When reality doesn’t provide the requisite oppression needed justify their salaries, they have recourse to the theoretical. CNN’s Ivana Kottasová, for instance, quivered that the pandemic has “presented some world leaders with an opportunity to grab more power, sparking fears among women’s rights activists and researchers.” The mere fact that “fears” are being “sparked” among “women’s rights activists” can itself become a pretext for a story, without requiring the reporter to pause and consider whether her underlying premise — that the Western world’s sun rises and sets around the subjugation of women — has any basis in fact.

 

Kottasová informs readers that any deviation from the official narrative of American female oppression is “dangerous”: “A CNN analysis earlier this year found that in the countries for which data was available, men were 50% more likely than women to die after being diagnosed with Covid-19. But experts say focusing purely on health data is dangerous.”

 

Dangerous?

 

The “experts” that Kottasová cites insinuate that focusing on male COVID deaths distracts from the “existing structural inequalities in society,” and ignores the “secondary impacts” of the pandemic, “where women are being disproportionately affected.” The reasoning here is a bit like the Anti-Defamation League’s “Pyramid of Hate,” which purports to sketch the path from “biased attitudes” — “microaggressions,” “non-inclusive language,” “insensitive remarks,” and so forth — through “acts of bias,” overt discrimination, “bias-motivated violence,” and, ultimately, genocide.

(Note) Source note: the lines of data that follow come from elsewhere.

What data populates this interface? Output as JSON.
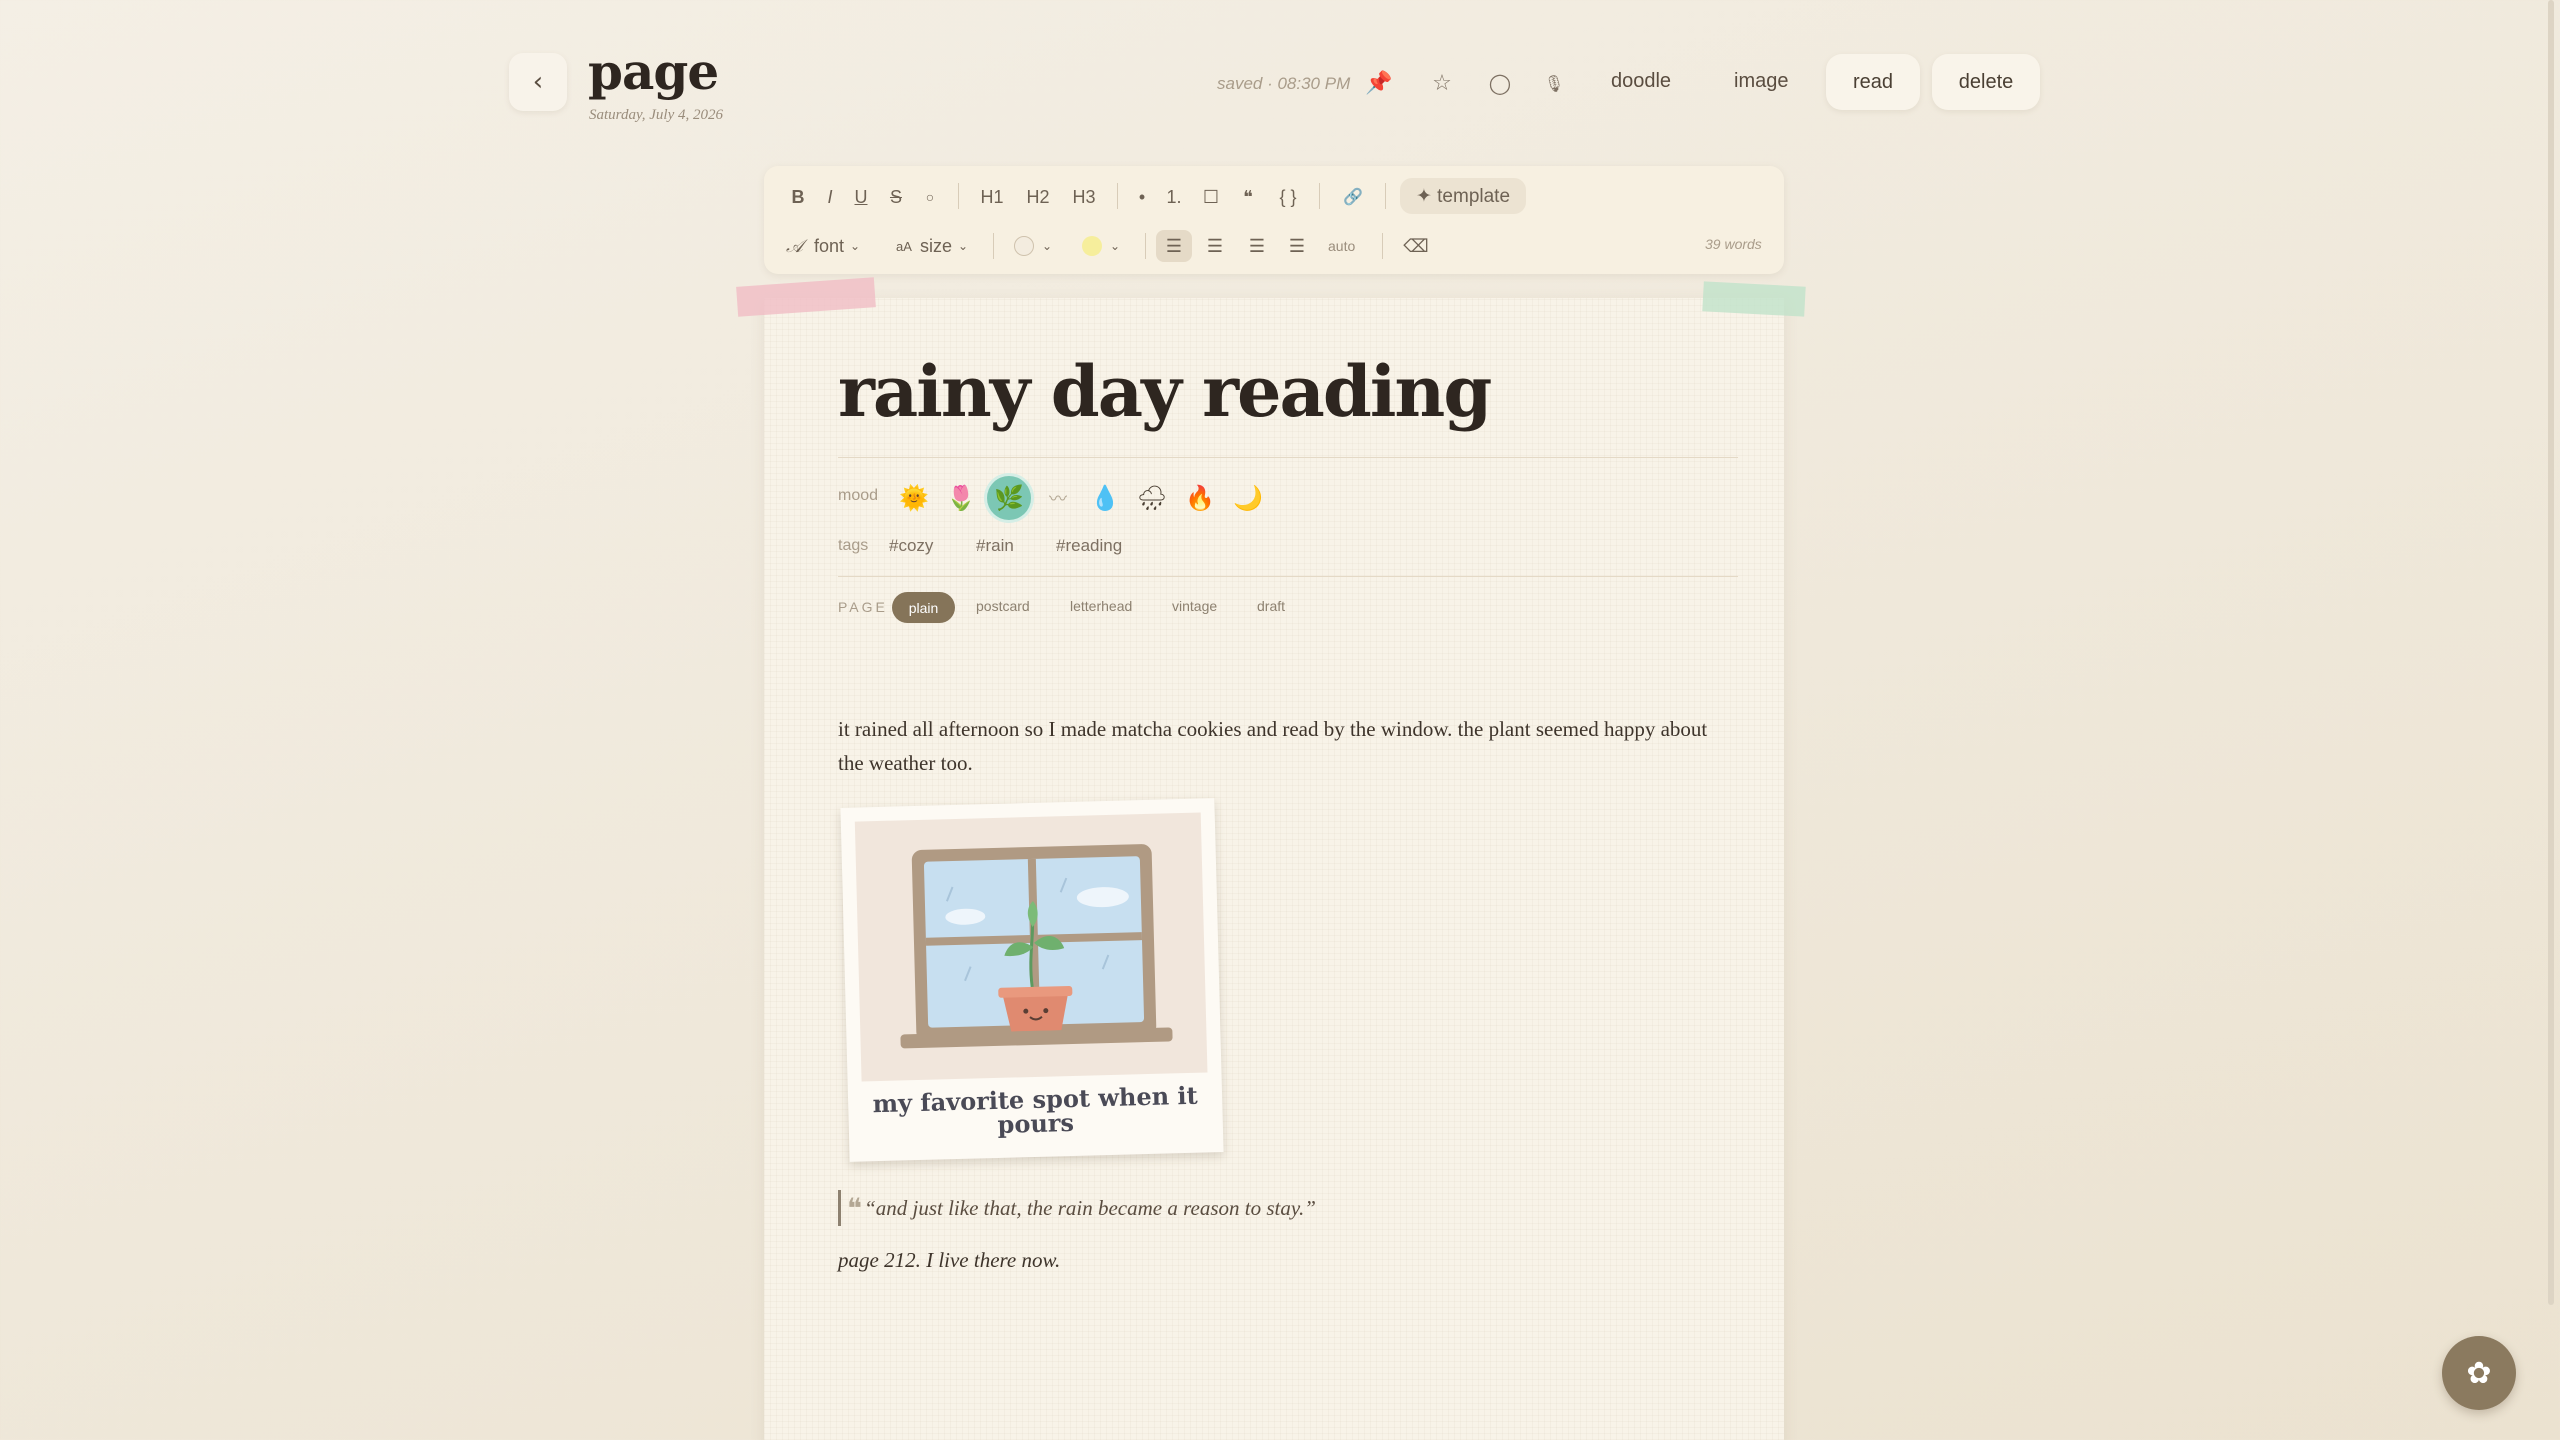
{
  "header": {
    "back_icon": "‹",
    "title": "page",
    "date": "Saturday, July 4, 2026",
    "saved_status": "saved · 08:30 PM",
    "pin_icon": "📌",
    "star_icon": "☆",
    "circle_icon": "◯",
    "mic_icon": "🎙",
    "doodle_label": "doodle",
    "image_label": "image",
    "read_label": "read",
    "delete_label": "delete"
  },
  "toolbar": {
    "bold": "B",
    "italic": "I",
    "underline": "U",
    "strike": "S",
    "circle": "○",
    "h1": "H1",
    "h2": "H2",
    "h3": "H3",
    "bullet": "•",
    "numbered": "1.",
    "checkbox": "☐",
    "quote": "❝",
    "code": "{ }",
    "link": "🔗",
    "template_label": "✦ template",
    "font_label": "font",
    "size_label": "size",
    "size_prefix": "aA",
    "auto_label": "auto",
    "clear_icon": "⌫",
    "word_count": "39 words"
  },
  "entry": {
    "title": "rainy day reading",
    "mood_label": "mood",
    "moods": [
      "🌞",
      "🌷",
      "🌿",
      "〰",
      "💧",
      "🌧",
      "🔥",
      "🌙"
    ],
    "active_mood_index": 2,
    "tags_label": "tags",
    "tags": [
      "#cozy",
      "#rain",
      "#reading"
    ],
    "page_label": "PAGE",
    "page_styles": [
      "plain",
      "postcard",
      "letterhead",
      "vintage",
      "draft"
    ],
    "active_page_style": "plain",
    "body": "it rained all afternoon so I made matcha cookies and read by the window. the plant seemed happy about the weather too.",
    "photo_caption": "my favorite spot when it pours",
    "quote": "“and just like that, the rain became a reason to stay.”",
    "quote_mark": "❝",
    "after_quote": "page 212. I live there now."
  },
  "fab_icon": "✿"
}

Since every fascistic regime begins with “biased attitudes,” shaming and ostracizing those who make “insensitive remarks” in casual conversation essentially kills Hitler in the crib. (“Tax the rich,” however, is never viewed as the first step on the road to the gulags.) A similar logic explains the aversion to discussing male COVID deaths: To the “expert,” such discussion could set off a similar series of dominos — perhaps bringing attention to those disparities inspires a strain of male grievance, which might foster a mobilized political movement based on male resentment, which might then get weaponized against women and minorities, and — voila! — your discussion of male COVID deaths has enabled the Third Reich.

 

It is, in any case, remarkable to me that the most miserable people in our society — many of whom are childless and publicly extoll the virtues of childlessness — are the same ones writing pieces telling you how to run and structure your home life. “Some gender scholars are arguing that this pandemic may create an opportunity for men and women in heterosexual families to both gain more awareness of how much is involved in managing a household and raising children,” the sociologist Sinikka Elliott told Vox, as if “gender scholars” who spend their time calling fetuses parasites know more about what is “involved” in “managing a household and raising children” than you do.

 

It is also remarkable that this same three-headed hydra of activist reporters, academics, and professional feminists is of one voice in lamenting the “gendered” effects of the pandemic, even as they go around telling us that gender is a social construct, that there is no such thing as “male” or “female,” and that men and women as such are fabrications of the patriarchy with no basis in chromosomal fact.

 

Women don’t exist, but they still “bear the brunt” of this pandemic.